Daily Mail

Is another rate U-turn on the cards?

- by Hugo Duncan

MARK Carney could be forced into yet another U-turn on interest rates as prices rise at a slower rate than feared.

The governor of the Bank of England has hinted it may raise rates on August 2 – two weeks today – as it battles to bring inflation under control.

But official figures yesterday showed inflation held steady at 2.4pc in June, confoundin­g prediction­s it would rise to 2.6pc.

That could persuade the Bank to leave rates unchanged at 0.5pc, rather than raise them 0.75pc as has been widely predicted. In the past, Carney, 53, has been likened to an unreliable boyfriend for blowing hot and cold over the outlook for interest rates.

The pound fell yesterday on the back of the inflation figures as investors bet the Bank could again delay a rate rise. Sterling fell 0.5pc against the dollar in four minutes after the data was published, reaching a low of $1.3011, its weakest level for ten months.

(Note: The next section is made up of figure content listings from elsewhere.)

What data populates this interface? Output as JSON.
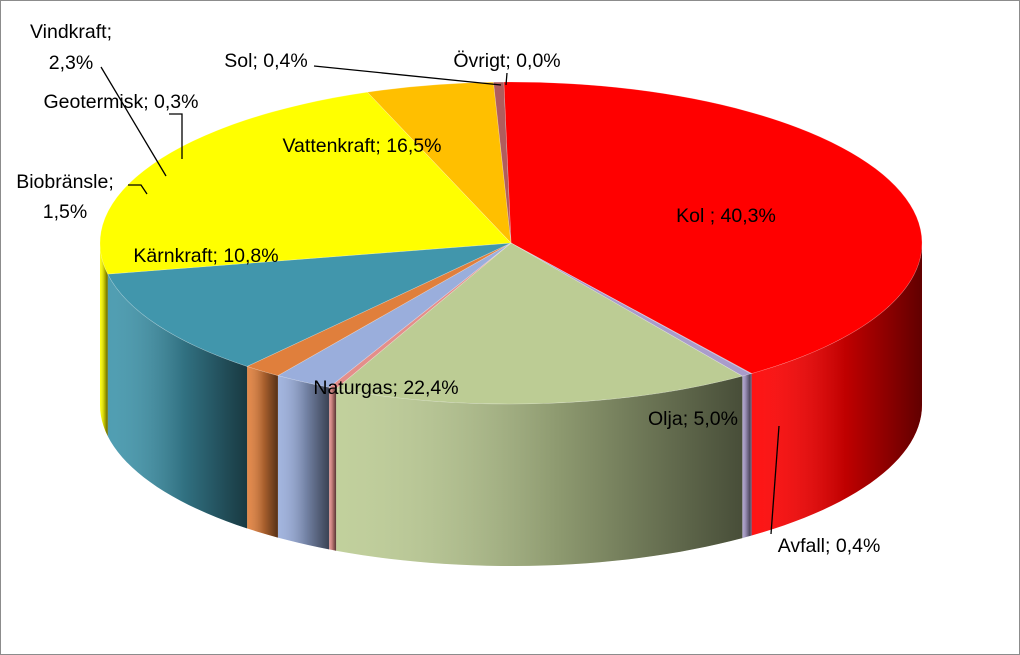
{
  "chart_data": {
    "type": "pie",
    "style": "3d-pie",
    "slices": [
      {
        "name": "Kol",
        "label": "Kol ; 40,3%",
        "value": 40.3,
        "color": "#ff0000"
      },
      {
        "name": "Övrigt",
        "label": "Övrigt; 0,0%",
        "value": 0.04,
        "color": "#8c7fb5"
      },
      {
        "name": "Sol",
        "label": "Sol; 0,4%",
        "value": 0.4,
        "color": "#a99ccb"
      },
      {
        "name": "Vattenkraft",
        "label": "Vattenkraft; 16,5%",
        "value": 16.5,
        "color": "#bccc94"
      },
      {
        "name": "Geotermisk",
        "label": "Geotermisk; 0,3%",
        "value": 0.3,
        "color": "#e48e8a"
      },
      {
        "name": "Vindkraft",
        "label": "Vindkraft; 2,3%",
        "value": 2.3,
        "color": "#9aaedc"
      },
      {
        "name": "Biobränsle",
        "label": "Biobränsle; 1,5%",
        "value": 1.5,
        "color": "#e07f3c"
      },
      {
        "name": "Kärnkraft",
        "label": "Kärnkraft; 10,8%",
        "value": 10.8,
        "color": "#4196ac"
      },
      {
        "name": "Naturgas",
        "label": "Naturgas; 22,4%",
        "value": 22.4,
        "color": "#ffff00"
      },
      {
        "name": "Olja",
        "label": "Olja; 5,0%",
        "value": 5.0,
        "color": "#ffbf00"
      },
      {
        "name": "Avfall",
        "label": "Avfall; 0,4%",
        "value": 0.4,
        "color": "#b05d5d"
      }
    ],
    "legend": "none"
  }
}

Balraj Sroya, a trader at currency firm Foenix Partners, said: ‘The pound plunged as the likelihood of an August rate hike falters. Chances of a hike in August stood at over 80pc earlier this week, but with inflation holding steady it could cause the unreliable boyfriend and the Bank to push back once again.’

The Bank had been expected to hike rates in May, having raised them from 0.25pc to 0.5pc in November – the first rise in borrowing costs for over a decade.

But after a weak start to the year for the economy, when the blizzards swept in by the Beast from the East disrupted business, it held rates at 0.5pc. This month Carney said he had ‘greater confidence’ that the slow start to the year was due to poor weather, paving the way for a rate rise in August as the economy picks up.

But another U-turn may be on the cards, with critics saying that the Bank’s credibilit­y is under threat.

Craig Erlam, senior market analyst at trading firm Oanda, said: ‘If it holds off again in two weeks, despite the bounce-back in the economy, people will seriously question whether any attention at all should be paid to the central bank’s guidance.’